I'm open to a possibility that I haven't considered. But I'd expect an explanation why you think it's worth my time to continue this discussion when you steadfastly fail to address anything I say or the underlying evidence for it.

In my mind, I've wasted far too much time here. I have real writing to do.

Posted by: Ted | October 25, 2006 3:59 PM

I'm sorry Ted,

This discussion has gotten ridiculous.

I just can't engage in this type of mean-spirited fruitless discussion with you.

Indeed, I hope that we both have better things to do with our day.

Best of luck!

Posted by: Cyrus Dugger | October 25, 2006 4:41 PM

Why is it a problem if insurance companies are profitable?

If they are falsely claiming poverty for some political purpose, why condemn their profitability rather than their false claims of poverty?

Posted by: bob montgomery | October 27, 2006 1:56 PM

"I'm sorry Ted,

This discussion has gotten ridiculous.

I just can't engage in this type of mean-spirited fruitless discussion with you.

Indeed, I hope that we both have better things to do with our day.

Best of luck!"

Or, in plain English:

"I don't like what you said so I'm gonna take my ball and go home and tell my Daddy/Mommy on you!!! WAAAAAHHHH!!"

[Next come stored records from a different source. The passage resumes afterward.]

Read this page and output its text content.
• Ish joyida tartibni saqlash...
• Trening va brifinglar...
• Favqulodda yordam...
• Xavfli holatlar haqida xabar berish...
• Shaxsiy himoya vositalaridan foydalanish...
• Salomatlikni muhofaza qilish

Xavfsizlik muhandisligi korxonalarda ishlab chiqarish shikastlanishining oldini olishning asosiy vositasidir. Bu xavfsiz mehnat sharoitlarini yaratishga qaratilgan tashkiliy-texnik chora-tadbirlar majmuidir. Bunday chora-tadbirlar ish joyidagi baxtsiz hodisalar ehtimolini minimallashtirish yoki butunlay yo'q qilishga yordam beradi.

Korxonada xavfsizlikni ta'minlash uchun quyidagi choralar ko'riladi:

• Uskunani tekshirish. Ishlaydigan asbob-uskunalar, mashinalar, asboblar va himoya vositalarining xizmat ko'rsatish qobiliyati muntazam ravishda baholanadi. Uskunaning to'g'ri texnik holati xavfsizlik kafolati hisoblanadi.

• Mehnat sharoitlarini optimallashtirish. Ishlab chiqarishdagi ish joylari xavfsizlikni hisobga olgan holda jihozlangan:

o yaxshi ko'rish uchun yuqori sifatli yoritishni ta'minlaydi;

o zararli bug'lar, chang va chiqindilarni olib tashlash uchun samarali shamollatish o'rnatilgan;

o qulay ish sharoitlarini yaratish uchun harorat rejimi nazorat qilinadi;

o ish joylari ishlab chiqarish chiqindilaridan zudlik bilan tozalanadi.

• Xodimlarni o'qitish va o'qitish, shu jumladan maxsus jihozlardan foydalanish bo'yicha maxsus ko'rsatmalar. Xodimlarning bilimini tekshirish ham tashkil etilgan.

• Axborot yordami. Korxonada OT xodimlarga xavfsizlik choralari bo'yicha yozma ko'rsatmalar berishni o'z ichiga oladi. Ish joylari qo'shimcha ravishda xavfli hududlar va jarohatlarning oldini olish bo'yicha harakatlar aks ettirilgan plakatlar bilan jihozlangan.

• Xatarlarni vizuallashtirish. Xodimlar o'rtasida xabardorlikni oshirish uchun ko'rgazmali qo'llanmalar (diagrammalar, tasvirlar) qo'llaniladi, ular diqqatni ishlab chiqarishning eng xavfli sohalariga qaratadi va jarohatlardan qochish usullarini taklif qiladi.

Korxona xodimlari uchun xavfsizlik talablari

Cyrus, GROW UP. You couldn't answer Ted's points without going off in a completely different direction; following what passed for your argument was like trying to find one's way through the L.A. freeway system or London's street system. (Having lived in both places, I know of what I speak!) When reading your responses (?), I felt like I was reading two or three different threads at the same time, none of which related to Ted's original thread.

BTW, one point that Ted's thread missed--and yours did across the board--was that the profits were for THE ENTIRE INDUSTRY, not for individual companies (some of which DID take a huge hit in 2005). The argument that profits were "excessive" depends on which company you ask after, as well as what type of insurance is involved. (I.e. a good guess was that fire claims may be lower in 2004 due to the multiple storms, not just Katrina and Rita, that year AND in 2003 along the Gulf coast from Texas to Florida. So, a company who didn't get hit for
fire damages made profit off THAT, but may have lost when it came to, say, auto insurance or homeowners' insurance.)